Overall, our finding of a significant interaction between PB use and BChE genotype in the risk for GWI is provocative, and possibly of great importance. If corroborated, it indicates that susceptible military personnel should not take PB, just as some individuals are currently not given succinylcholine when a genetic deficiency of BChE is suspected. This potentially has far reaching implications for U.S. military policy, which currently directs prophylactic use of PB as a protective measure for troops who are at risk for exposure to the nerve agent soman [60].


The specific causes and biological nature of Gulf War illness have yet to be adequately characterized. Our results illustrate complexities inherent in identifying either genetic factors or wartime exposures as risk factors for GWI and the need to assess both. Findings from this and related studies indicate that the long-sought “smoking gun” pointing to the cause of GWI may differ for different subgroups of veterans. Certainly, the magnitude of the association of GWI with the gene-exposure interaction identified here, if replicated in other groups, indicates that PB is a strong “smoking gun” candidate for the subgroup of Gulf War veterans with identified BChE genotypes.


AChE: Acetylcholinesterase; BChE: Butyrylcholinesterase; BChE-LCV: Butyrylcholinesterase-less common variants subgroup; CI: Confidence interval; CDC: U.S. Centers for Disease Control and Prevention; DOD: U.S. Department of Defense; GWI: Gulf War illness; OR: Odds ratio; PB: Pyridostigmine bromide; PON1: Paraoxonase; SD: Standard deviation.

Competing interests

All authors declare they have no competing interests.

Authors’ contributions

LS contributed to study design and had primary responsibility for subject screening, data analyses and drafting the manuscript. OL was responsible for all laboratory analyses.
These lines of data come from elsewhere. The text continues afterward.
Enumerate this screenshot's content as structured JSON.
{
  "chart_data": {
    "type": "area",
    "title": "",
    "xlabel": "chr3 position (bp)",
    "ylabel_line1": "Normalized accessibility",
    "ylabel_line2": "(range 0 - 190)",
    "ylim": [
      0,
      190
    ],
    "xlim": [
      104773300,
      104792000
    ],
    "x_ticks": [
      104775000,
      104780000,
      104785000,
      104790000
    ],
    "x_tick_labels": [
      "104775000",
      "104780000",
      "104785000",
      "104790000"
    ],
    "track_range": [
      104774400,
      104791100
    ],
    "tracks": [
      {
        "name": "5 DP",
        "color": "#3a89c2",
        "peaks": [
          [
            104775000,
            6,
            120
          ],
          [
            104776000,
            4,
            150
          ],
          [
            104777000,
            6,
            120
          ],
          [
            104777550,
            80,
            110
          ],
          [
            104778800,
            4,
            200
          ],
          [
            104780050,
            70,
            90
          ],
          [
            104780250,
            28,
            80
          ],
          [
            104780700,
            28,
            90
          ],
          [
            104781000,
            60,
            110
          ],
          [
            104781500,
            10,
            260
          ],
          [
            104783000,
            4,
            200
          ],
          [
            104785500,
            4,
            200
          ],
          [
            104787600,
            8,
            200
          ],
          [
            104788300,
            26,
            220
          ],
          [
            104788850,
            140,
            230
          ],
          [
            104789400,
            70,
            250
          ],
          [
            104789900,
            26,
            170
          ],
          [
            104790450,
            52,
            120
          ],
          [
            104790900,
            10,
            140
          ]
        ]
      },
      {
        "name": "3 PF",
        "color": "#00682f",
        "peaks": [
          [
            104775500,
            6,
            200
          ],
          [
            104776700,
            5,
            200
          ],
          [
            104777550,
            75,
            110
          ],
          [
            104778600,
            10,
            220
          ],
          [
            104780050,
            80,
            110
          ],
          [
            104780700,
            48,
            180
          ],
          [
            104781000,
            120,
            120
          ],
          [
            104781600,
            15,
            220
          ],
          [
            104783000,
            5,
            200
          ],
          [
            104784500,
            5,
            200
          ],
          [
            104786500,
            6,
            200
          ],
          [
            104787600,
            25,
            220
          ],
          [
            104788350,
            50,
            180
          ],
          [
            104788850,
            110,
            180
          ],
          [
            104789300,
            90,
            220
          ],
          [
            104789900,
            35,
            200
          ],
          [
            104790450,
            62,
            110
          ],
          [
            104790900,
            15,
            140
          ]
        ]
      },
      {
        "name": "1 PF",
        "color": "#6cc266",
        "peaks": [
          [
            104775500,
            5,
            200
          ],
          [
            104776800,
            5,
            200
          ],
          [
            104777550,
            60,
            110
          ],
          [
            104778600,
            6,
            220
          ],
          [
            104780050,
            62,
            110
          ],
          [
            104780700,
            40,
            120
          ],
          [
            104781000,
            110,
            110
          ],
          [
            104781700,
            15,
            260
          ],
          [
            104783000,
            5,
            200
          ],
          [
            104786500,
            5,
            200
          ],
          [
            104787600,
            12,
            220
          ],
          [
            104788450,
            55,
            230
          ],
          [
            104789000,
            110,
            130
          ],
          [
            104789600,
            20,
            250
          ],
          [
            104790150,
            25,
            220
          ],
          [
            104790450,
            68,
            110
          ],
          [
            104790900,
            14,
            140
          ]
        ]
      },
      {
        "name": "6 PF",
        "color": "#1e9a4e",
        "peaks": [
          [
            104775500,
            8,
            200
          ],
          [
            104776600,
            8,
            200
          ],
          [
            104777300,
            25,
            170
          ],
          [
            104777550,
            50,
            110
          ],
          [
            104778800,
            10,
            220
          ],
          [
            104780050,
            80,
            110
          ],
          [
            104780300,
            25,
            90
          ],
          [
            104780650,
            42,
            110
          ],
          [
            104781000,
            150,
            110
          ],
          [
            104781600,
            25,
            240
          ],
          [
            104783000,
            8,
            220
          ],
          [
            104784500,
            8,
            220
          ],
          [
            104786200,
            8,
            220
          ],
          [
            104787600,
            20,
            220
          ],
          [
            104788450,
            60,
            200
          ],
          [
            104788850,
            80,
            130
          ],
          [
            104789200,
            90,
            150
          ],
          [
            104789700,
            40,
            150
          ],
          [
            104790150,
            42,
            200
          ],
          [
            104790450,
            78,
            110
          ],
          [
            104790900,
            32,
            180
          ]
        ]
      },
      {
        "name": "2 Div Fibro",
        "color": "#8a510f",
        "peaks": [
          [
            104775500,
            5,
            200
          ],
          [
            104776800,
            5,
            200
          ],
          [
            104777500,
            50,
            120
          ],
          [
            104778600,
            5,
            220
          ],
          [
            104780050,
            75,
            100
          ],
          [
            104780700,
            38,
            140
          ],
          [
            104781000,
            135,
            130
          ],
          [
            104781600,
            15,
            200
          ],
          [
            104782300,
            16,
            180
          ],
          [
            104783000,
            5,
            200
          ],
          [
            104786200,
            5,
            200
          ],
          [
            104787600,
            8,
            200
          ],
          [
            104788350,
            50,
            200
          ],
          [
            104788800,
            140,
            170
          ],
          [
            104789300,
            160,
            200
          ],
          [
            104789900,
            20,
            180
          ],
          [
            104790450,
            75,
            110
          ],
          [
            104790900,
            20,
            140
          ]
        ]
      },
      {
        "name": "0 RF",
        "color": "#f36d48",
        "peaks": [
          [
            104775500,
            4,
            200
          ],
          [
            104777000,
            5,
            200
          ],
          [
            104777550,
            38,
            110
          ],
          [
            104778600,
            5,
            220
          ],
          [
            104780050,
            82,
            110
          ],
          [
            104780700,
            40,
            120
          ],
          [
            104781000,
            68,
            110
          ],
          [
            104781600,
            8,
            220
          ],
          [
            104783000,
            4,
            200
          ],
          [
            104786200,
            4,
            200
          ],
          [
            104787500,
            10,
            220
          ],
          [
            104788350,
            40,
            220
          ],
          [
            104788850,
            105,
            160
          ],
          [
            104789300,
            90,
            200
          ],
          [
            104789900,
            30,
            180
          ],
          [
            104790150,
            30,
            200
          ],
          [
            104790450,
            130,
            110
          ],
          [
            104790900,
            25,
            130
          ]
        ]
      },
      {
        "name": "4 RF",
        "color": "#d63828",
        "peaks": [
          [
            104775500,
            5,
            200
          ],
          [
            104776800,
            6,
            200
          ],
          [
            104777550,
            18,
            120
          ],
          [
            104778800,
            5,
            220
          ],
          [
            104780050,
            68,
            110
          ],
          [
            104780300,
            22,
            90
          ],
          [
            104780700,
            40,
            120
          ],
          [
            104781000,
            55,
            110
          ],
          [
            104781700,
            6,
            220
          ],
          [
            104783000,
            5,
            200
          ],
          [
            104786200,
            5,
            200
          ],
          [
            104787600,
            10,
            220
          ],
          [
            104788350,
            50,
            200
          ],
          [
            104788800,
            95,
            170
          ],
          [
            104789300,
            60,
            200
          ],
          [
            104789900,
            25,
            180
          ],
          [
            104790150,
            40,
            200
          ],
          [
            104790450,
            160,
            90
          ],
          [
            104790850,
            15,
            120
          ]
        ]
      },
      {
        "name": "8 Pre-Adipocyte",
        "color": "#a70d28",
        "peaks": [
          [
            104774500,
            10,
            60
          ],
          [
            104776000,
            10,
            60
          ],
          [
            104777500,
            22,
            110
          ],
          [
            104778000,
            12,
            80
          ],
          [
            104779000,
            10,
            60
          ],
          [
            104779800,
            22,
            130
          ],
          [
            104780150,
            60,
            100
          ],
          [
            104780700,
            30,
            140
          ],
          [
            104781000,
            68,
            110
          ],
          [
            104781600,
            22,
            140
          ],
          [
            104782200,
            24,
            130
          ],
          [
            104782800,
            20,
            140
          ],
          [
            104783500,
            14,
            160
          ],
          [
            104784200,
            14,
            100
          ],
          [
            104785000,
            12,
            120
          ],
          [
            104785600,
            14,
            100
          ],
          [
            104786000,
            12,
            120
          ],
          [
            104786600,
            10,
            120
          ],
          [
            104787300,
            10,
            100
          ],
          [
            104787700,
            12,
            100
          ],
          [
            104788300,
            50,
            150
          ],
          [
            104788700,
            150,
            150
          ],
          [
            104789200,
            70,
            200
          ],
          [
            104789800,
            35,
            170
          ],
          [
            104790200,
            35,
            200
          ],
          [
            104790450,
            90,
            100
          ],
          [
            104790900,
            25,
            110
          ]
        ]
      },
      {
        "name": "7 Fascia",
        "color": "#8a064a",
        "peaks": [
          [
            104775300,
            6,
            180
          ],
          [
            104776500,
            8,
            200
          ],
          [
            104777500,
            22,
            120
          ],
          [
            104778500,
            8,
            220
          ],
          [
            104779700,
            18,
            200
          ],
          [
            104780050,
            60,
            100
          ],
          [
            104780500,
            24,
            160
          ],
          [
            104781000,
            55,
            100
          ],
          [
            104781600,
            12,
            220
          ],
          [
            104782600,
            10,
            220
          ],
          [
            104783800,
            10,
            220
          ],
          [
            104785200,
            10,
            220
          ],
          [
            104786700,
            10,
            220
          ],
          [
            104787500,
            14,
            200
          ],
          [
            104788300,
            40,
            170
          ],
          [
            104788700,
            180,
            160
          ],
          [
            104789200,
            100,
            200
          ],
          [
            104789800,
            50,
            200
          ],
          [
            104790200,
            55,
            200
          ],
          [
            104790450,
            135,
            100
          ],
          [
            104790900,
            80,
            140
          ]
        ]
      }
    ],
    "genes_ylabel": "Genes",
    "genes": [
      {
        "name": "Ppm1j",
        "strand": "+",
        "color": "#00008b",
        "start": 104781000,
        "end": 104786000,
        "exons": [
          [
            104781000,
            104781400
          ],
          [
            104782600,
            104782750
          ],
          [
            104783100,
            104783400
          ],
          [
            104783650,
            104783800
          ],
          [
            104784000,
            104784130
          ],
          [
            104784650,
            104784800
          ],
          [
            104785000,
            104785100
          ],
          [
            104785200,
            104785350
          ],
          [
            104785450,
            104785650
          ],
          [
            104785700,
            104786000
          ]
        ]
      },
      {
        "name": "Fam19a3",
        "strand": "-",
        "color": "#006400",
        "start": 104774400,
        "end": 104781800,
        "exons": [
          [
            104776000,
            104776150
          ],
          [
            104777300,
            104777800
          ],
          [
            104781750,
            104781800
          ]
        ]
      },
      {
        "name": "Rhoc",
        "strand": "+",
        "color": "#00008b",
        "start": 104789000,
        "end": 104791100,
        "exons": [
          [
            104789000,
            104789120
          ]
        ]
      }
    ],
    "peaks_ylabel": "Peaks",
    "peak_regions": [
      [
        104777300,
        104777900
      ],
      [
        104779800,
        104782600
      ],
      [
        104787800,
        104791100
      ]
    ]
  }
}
MMG contributed to study design, data collection, and data management. MRC contributed to study design, data collection, and was Co-PI on the parent project. AS had primary responsibility for study design and data collection and was PI on the parent project. All authors assisted in preparing the manuscript and read and approved the final manuscript.

Authors’ information

Mary R Cook is currently retired.


Work for this project was performed at Midwest Research Institute (MRI; currently MRIGlobal), Kansas City, MO, the Eppley Institute at the University of Nebraska Medical Center, Omaha, NE, and Baylor Institute of Biomedical Studies, Waco, TX. This study was supported by the U.S. Army Medical Research and Materiel Command under contract number DAMD17-00C-0018 (to AS). AS, MMG, and MRC were employed by MRI (currently MRIGlobal), Kansas City, MO, at the time of the study. The authors thank the veterans who participated in the study and the Kansas Commission on Veterans Affairs.

Additional notation pertaining to funding agency

The views, opinions, and findings contained herein are those of the authors and should not be construed as an official Department of the Army position, policy, or decision unless so designated by other documentation. In the conduct of this research, the investigators adhered to the policies regarding the protection of human studies as prescribed by 45 CFR 46 and 32 CFR 219 (Protection of Human Subjects).